A mitad de camino entre la pila bautismal y el altar pude ver lo que al principio me pareció un cuerpo tendido, pero al acercarme mi corazón se encogió: entre un gran charco de sangre una mujer sangraba por el cuello mientras protegía entre sus brazos a un bebé decapitado. Y estos horrores ocurren, y hay que contarlos sin medias tintas porque yo he mirado a la muerte una y cien veces; porque me ha rozado, robado y porque la muy ramera siempre está amenazando.

De vueltas a mi ensayo y refiriéndome al asentamiento del proceso revolucionario, no puedo dejar de señalar que tanto el líder supremo como su grupo van aumentando la presión sobre los oligarcas que extrañados por semejante desatino (¿para eso financiaron a esos palurdos?) descubren, que de perdidos al río, no hay mejor pose que subirse al carromato —sobrios— y enarbolar la enseña patria que hasta ese instante era objeto decorativo. Sus hijos, nietos o hermanos con edad de merecer se enfundan pantalones vaqueros, camisetas de un blanco virginal y gritan ¡Libertad! Y se juntan con parte del pueblo; y se enfrentan a parte del pueblo y se reconvierten en sujetos que sudan glamour mientras ofrecen ruedas de prensa. Y el mundo los observa y se establecen los bandos; de las filias y las fobias no se escapan ni las vías pecuarias que van desde las islas Aleutianas hasta Ontario y desde las Malvinas pasando por Gibraltar hasta hacer parada y fonda en alguna plaza Mayor.

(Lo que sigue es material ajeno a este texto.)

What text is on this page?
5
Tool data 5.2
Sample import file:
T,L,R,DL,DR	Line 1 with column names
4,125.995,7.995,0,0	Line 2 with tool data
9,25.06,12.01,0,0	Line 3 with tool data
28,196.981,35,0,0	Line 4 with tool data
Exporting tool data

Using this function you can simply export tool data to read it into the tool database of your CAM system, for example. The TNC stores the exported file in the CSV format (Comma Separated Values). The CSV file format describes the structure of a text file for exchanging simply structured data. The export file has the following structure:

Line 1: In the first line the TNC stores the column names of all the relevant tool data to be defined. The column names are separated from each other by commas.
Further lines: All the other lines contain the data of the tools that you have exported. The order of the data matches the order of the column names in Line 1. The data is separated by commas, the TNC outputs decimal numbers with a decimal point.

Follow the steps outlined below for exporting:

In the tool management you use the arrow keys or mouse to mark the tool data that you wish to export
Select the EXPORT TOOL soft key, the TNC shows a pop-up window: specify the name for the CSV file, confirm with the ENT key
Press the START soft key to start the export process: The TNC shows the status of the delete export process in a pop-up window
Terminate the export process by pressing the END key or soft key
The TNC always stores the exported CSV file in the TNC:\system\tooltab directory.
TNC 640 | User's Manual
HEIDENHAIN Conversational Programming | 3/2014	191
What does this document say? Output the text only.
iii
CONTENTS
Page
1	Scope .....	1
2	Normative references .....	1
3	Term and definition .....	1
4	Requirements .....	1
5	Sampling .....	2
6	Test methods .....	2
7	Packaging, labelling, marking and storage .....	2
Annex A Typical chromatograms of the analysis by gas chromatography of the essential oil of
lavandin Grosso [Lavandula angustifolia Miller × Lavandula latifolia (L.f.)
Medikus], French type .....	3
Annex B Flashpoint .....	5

Del otro lado del tablero están los tiranos, que hace tiempo que incineraron sus caretas y de estupor andan: bien, gracias; reclaman la solidaridad internacional, pero esos déspotas desconocen que están incubando el virus que ralentizará, que acabará con su proyecto. No saben que han hecho las veces de catalizador entre los grupos dominante y el de servicios varios. Pero esa confluencia no es otra cosa que una alucinación cuyos efectos pasarán al día siguiente de enterrar los restos del paraíso, porque no hay mejor ocasión para unir voluntades que vivir entre tiranos: La democracia alcanza todo su sentido.

Los restos de guantes de látex y gasas además de la cinta policial que delimita la zona junto a la presencia de varias personas, conforman el decorado del templo. Y envolviendo la escena hay tanto silencio, que me atrevo a confirmar que se parece mucho al que percibía un minuto antes de que introdujesen mi cadáver en una bolsa de plástico.